Les enjeux en Nord Atlantique - Manche Ouest

Des écosystèmes et des paysages marins et littoraux, riches et variés mais fragilisés, marqueurs d’identités locales affirmées, une économie maritime forte d’activités maritimes historiques (pêche, aquaculture, tourisme) et de secteurs émergents (énergie, biotechnologies) et disposant d’infrastructures portuaires et industrielles de premier plan ainsi que d’un pôle scientifique et d’enseignement à rayonnement mondial.

Le caractère maritime structure fortement l’identité des six départements littoraux de Bretagne et Pays de la Loire, dotés d’un littoral marin découvrant largement à marée basse et de côtes très découpées. Une voie maritime majeure se trouve à la pointe de la Bretagne sur la route des grands ports maritimes de l’Europe du Nord, qui concentre un trafic avec des hydrocarbures ou divers produits chimiques dans des conditions météorologiques souvent difficiles en saison hivernale.
La façade maritime Nord Atlantique – Manche Ouest possède des écosystèmes et des paysages marins et littoraux, riches, variés et fragilisés, marqueurs d’identités locales affirmées, attractifs pour les touristes et les entreprises.

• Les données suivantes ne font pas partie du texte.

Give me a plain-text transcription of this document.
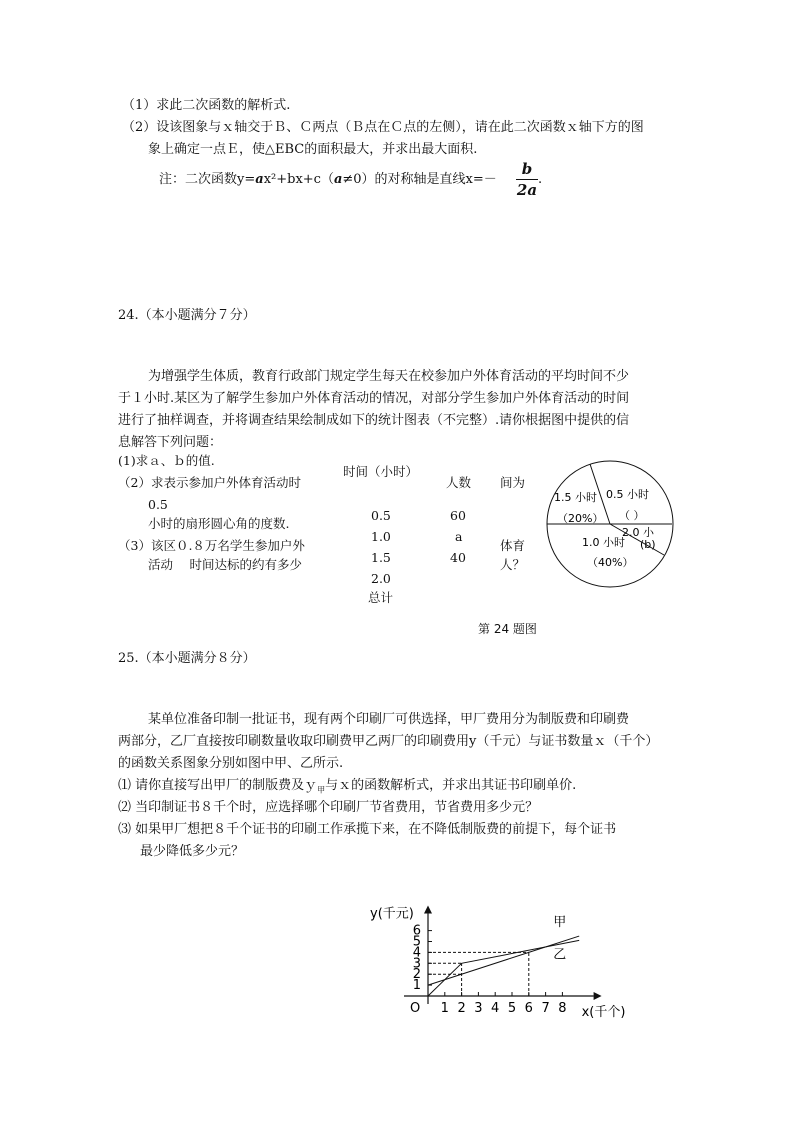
（1）求此二次函数的解析式.
（2）设该图象与ｘ轴交于Ｂ、Ｃ两点（Ｂ点在Ｃ点的左侧），请在此二次函数ｘ轴下方的图
象上确定一点Ｅ，使△EBC的面积最大，并求出最大面积.
注：二次函数y=ax²+bx+c（a≠0）的对称轴是直线x=－
b
2a
.
24.（本小题满分７分）
为增强学生体质，教育行政部门规定学生每天在校参加户外体育活动的平均时间不少
于１小时.某区为了解学生参加户外体育活动的情况，对部分学生参加户外体育活动的时间
进行了抽样调查，并将调查结果绘制成如下的统计图表（不完整）.请你根据图中提供的信
息解答下列问题：
(1)求ａ、ｂ的值.
（2）求表示参加户外体育活动时
0.5
小时的扇形圆心角的度数.
（3）该区０.８万名学生参加户外
活动　 时间达标的约有多少
时间（小时）
人数 间为
0.5
1.0
1.5
2.0
总计
60
a
40
体育
人？
1.5 小时
（20%）
0.5 小时
（ ）
2.0 小
1.0 小时 (b)
（40%）
第 24 题图
25.（本小题满分８分）
某单位准备印制一批证书，现有两个印刷厂可供选择，甲厂费用分为制版费和印刷费
两部分，乙厂直接按印刷数量收取印刷费甲乙两厂的印刷费用y（千元）与证书数量ｘ（千个）
的函数关系图象分别如图中甲、乙所示.
⑴ 请你直接写出甲厂的制版费及ｙ$_甲$与ｘ的函数解析式，并求出其证书印刷单价.
⑵ 当印制证书８千个时，应选择哪个印刷厂节省费用，节省费用多少元？
⑶ 如果甲厂想把８千个证书的印刷工作承揽下来，在不降低制版费的前提下，每个证书
最少降低多少元？
1 2 3 4 5 6 7 8
1
2
3
4
5
6
甲
乙
y(千元)
x(千个)
O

Il en résulte une forte attractivité démographique qui génère de nombreuses pressions (artificialisation des sols, consommation d’eau) sur les équilibres naturels, terrestres et maritimes.

Pêche et aquaculture professionnelles sont très présentes sur la façade, elles sont en évolution et en compétition avec des filières émergentes à fort potentiel (énergies marines renouvelables et biotechnologies) pour l’accès à l’espace et aux ressources maritimes et littorales. La façade se caractérise également par un réseau de ports militaires, de commerce, de pêche et de plaisance avec à sa tête le grand port maritime de Nantes-St-Nazaire, premier port de l’Atlantique, ainsi que des activités militaires en mer, des bases navales et aéronavales ainsi que plusieurs sites industriels de défense.

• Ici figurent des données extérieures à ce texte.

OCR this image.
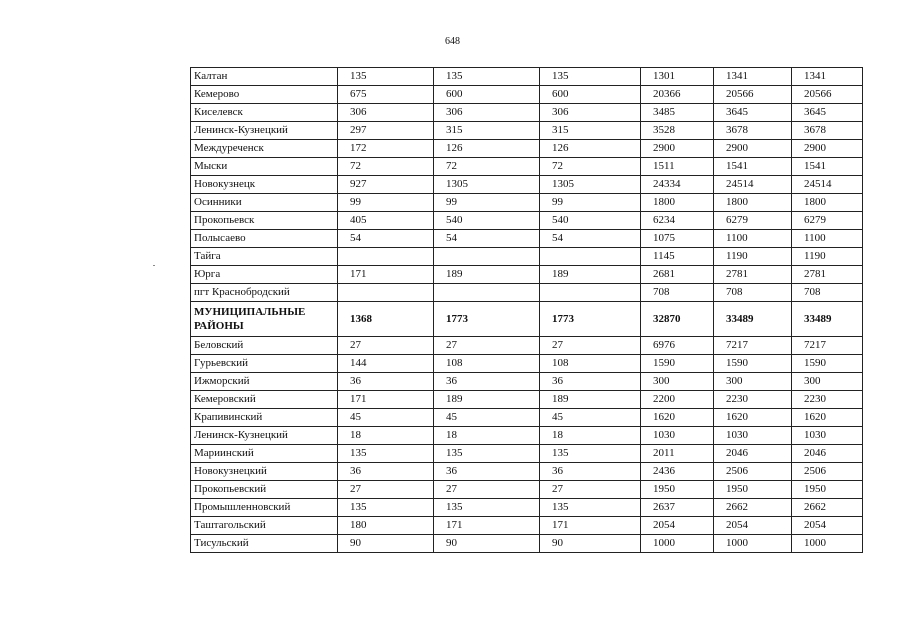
648
Калтан	135	135	135	1301	1341	1341
Кемерово	675	600	600	20366	20566	20566
Киселевск	306	306	306	3485	3645	3645
Ленинск-Кузнецкий	297	315	315	3528	3678	3678
Междуреченск	172	126	126	2900	2900	2900
Мыски	72	72	72	1511	1541	1541
Новокузнецк	927	1305	1305	24334	24514	24514
Осинники	99	99	99	1800	1800	1800
Прокопьевск	405	540	540	6234	6279	6279
Полысаево	54	54	54	1075	1100	1100
Тайга				1145	1190	1190
Юрга	171	189	189	2681	2781	2781
пгт Краснобродский				708	708	708
МУНИЦИПАЛЬНЫЕ РАЙОНЫ	1368	1773	1773	32870	33489	33489
Беловский	27	27	27	6976	7217	7217
Гурьевский	144	108	108	1590	1590	1590
Ижморский	36	36	36	300	300	300
Кемеровский	171	189	189	2200	2230	2230
Крапивинский	45	45	45	1620	1620	1620
Ленинск-Кузнецкий	18	18	18	1030	1030	1030
Мариинский	135	135	135	2011	2046	2046
Новокузнецкий	36	36	36	2436	2506	2506
Прокопьевский	27	27	27	1950	1950	1950
Промышленновский	135	135	135	2637	2662	2662
Таштагольский	180	171	171	2054	2054	2054
Тисульский	90	90	90	1000	1000	1000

Les risques naturels (submersion, érosion) sont prégnants mais inégalement répartis sur le littoral et des risques industriels sont concentrés dans les zones portuaires.

La connaissance du milieu marin et des interactions avec les activités humaines est partielle, mais la recherche, l’innovation et un réseau de formation structurés et actifs sont des marqueurs forts de la façade (présence du pôle mer Bretagne Atlantique, réseau de recherche et d’écoles).
La forte implication des acteurs de la mer et du littoral, portée par différentes instances dont la conférence et l’assemblée régionales pour la mer et le littoral de Bretagne et des Pays de la Loire, est un atout considérable pour faire face à tous ces enjeux.

Les enjeux écologiques

Sous-région marine Mers celtiques

Conditions hydrographiques, habitats pélagiques et réseaux trophiques

Le fonctionnement écologique de la sous région marine mer celtique est très fortement conditionné par la présence d’un front thermique (Ouessant) qui se forme du printemps à la fin de l’été à l’entrée de la Manche entre les eaux côtières froides et brassées et les eaux du large plus chaudes et stratifiées. Ce phénomène, à l’origine d’une forte production primaire et secondaire, va structurer le réseau trophique de la sous région marine.
À la côte, plusieurs zones d’interface terre mer (baie de Saint Brieuc, Baie de Lannion, Rade de Brest et Baie de Douarnenez) sont le siège d’une production primaire printanière. Les zones de forts courants (Iroise) et de fort marnage (Baie de St Brieuc) constituent également des habitats pélagiques particuliers.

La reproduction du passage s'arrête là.